The Golden State is so vast, so there's plenty of off the beaten path areas to camp on BLM land or nestled in a campground near the coast. This list includes developed and undeveloped campsites, but be warned that nearly all developed California campgrounds (including beach sites) require planning, permits and fees.
Bring your beach ball and volleyball, and load up the folding camp chairs and you’ll be ready to experience the wonders of beach camping in California
We’ve chosen five campgrounds on the beach to showcase the diverse beauty of California.
San Onofre is located three miles south of the childhood home of Richard Nixon, the dazzling San Clemente in southern California. It is a public state beach suitable for camping and surfing and requires reservations several months in advance through the California Department of Parks and Recreation. The best thing about San Onofre for beach camping California style is how close it is to both San Diego and L.A. and its great observation deck for surfers.

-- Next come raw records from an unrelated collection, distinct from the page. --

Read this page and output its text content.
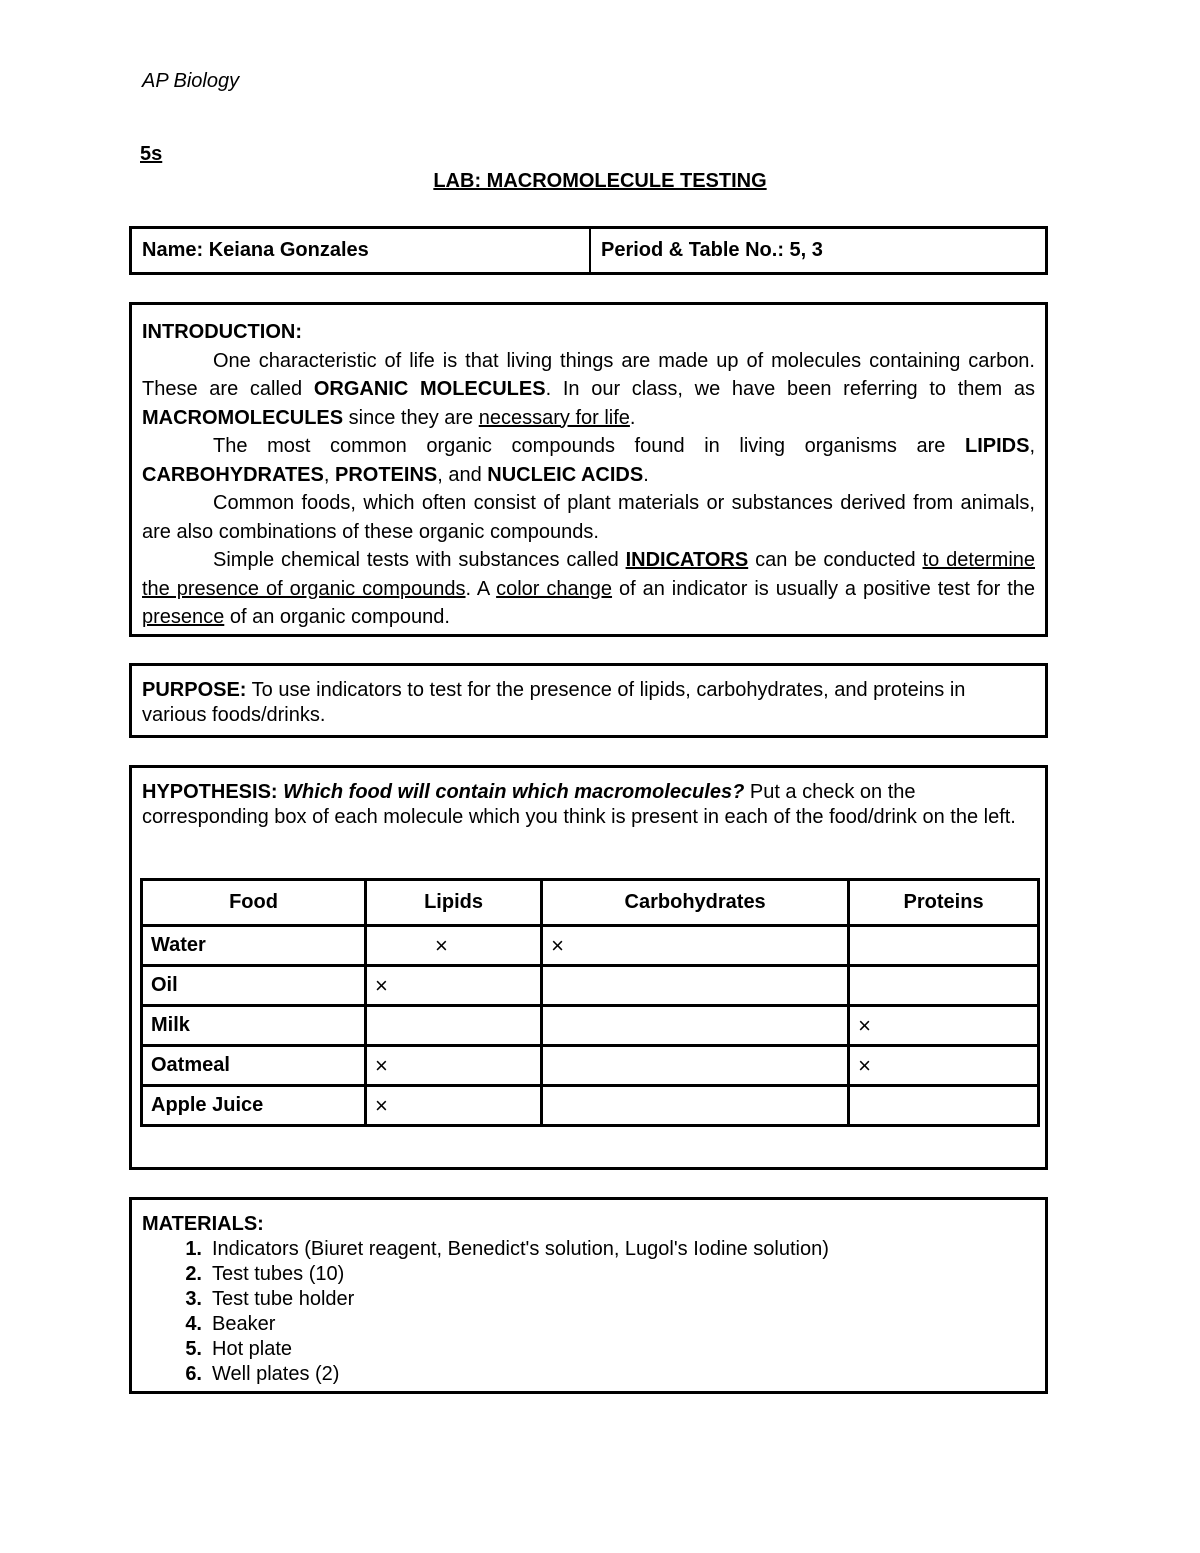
AP Biology
5s
LAB: MACROMOLECULE TESTING
Name: Keiana Gonzales	Period & Table No.: 5, 3

INTRODUCTION:

One characteristic of life is that living things are made up of molecules containing carbon. These are called ORGANIC MOLECULES. In our class, we have been referring to them as MACROMOLECULES since they are necessary for life.

The most common organic compounds found in living organisms are LIPIDS, CARBOHYDRATES, PROTEINS, and NUCLEIC ACIDS.

Common foods, which often consist of plant materials or substances derived from animals, are also combinations of these organic compounds.

Simple chemical tests with substances called INDICATORS can be conducted to determine the presence of organic compounds. A color change of an indicator is usually a positive test for the presence of an organic compound.

PURPOSE: To use indicators to test for the presence of lipids, carbohydrates, and proteins in various foods/drinks.

HYPOTHESIS: Which food will contain which macromolecules? Put a check on the corresponding box of each molecule which you think is present in each of the food/drink on the left.

Food	Lipids	Carbohydrates	Proteins
Water	×	×	
Oil	×		
Milk			×
Oatmeal	×		×
Apple Juice	×		
MATERIALS:
1. Indicators (Biuret reagent, Benedict's solution, Lugol's Iodine solution)
2. Test tubes (10)
3. Test tube holder
4. Beaker
5. Hot plate
6. Well plates (2)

Kirk Creek Campground in Big Sur offers gorgeous views and lots to do nearby. This camping area is lush and located on a bluff overlooking the Pacific. There is plenty to do near Big Sur, as well. For this campground, bring your outdoor recliner chair to find a perfect lawn spot to view the stunning blues and whites of the ocean below.
Like Kirk Creek, Julia Pfeiffer Burns State Park is wildly popular and located on the Big Sur Coastline. Hiking includes walking along a ridge line with ocean views, or veering off to wind through the redwoods, oaks and chaparral.
Leo Carillo tops many beach camping lists because it offers so much. The area boasts tidal pools and has rentals for surfing and wind surfing. The coastal caves and reefs make it an excellent spot to put in a sea kayak. Intense white surf breaks over rocks along the shore, and this public beach near Malibu brings its share of visitors but is a little less full than nearby Zuma.
If you want a beach out of the way, check out Channel Islands National Park. Take a ferry from Santa Barbara and choose from a variety of campgrounds on each of the five islands. Reservations for both ferry and campgrounds are necessary. Camping here is primitive, but away from boat landings so campers must haul gear from the boat. The fee is only $15 a night for this unusual and little known National Park.
We also recommend McGrath near Ventura for an unusual camping experience in the dunes. This area is a lush wetlands next to the coast, favored by bird-watchers and nature lovers. A river runs through the area and sometimes causes flooding, so check on conditions before planning a trip here.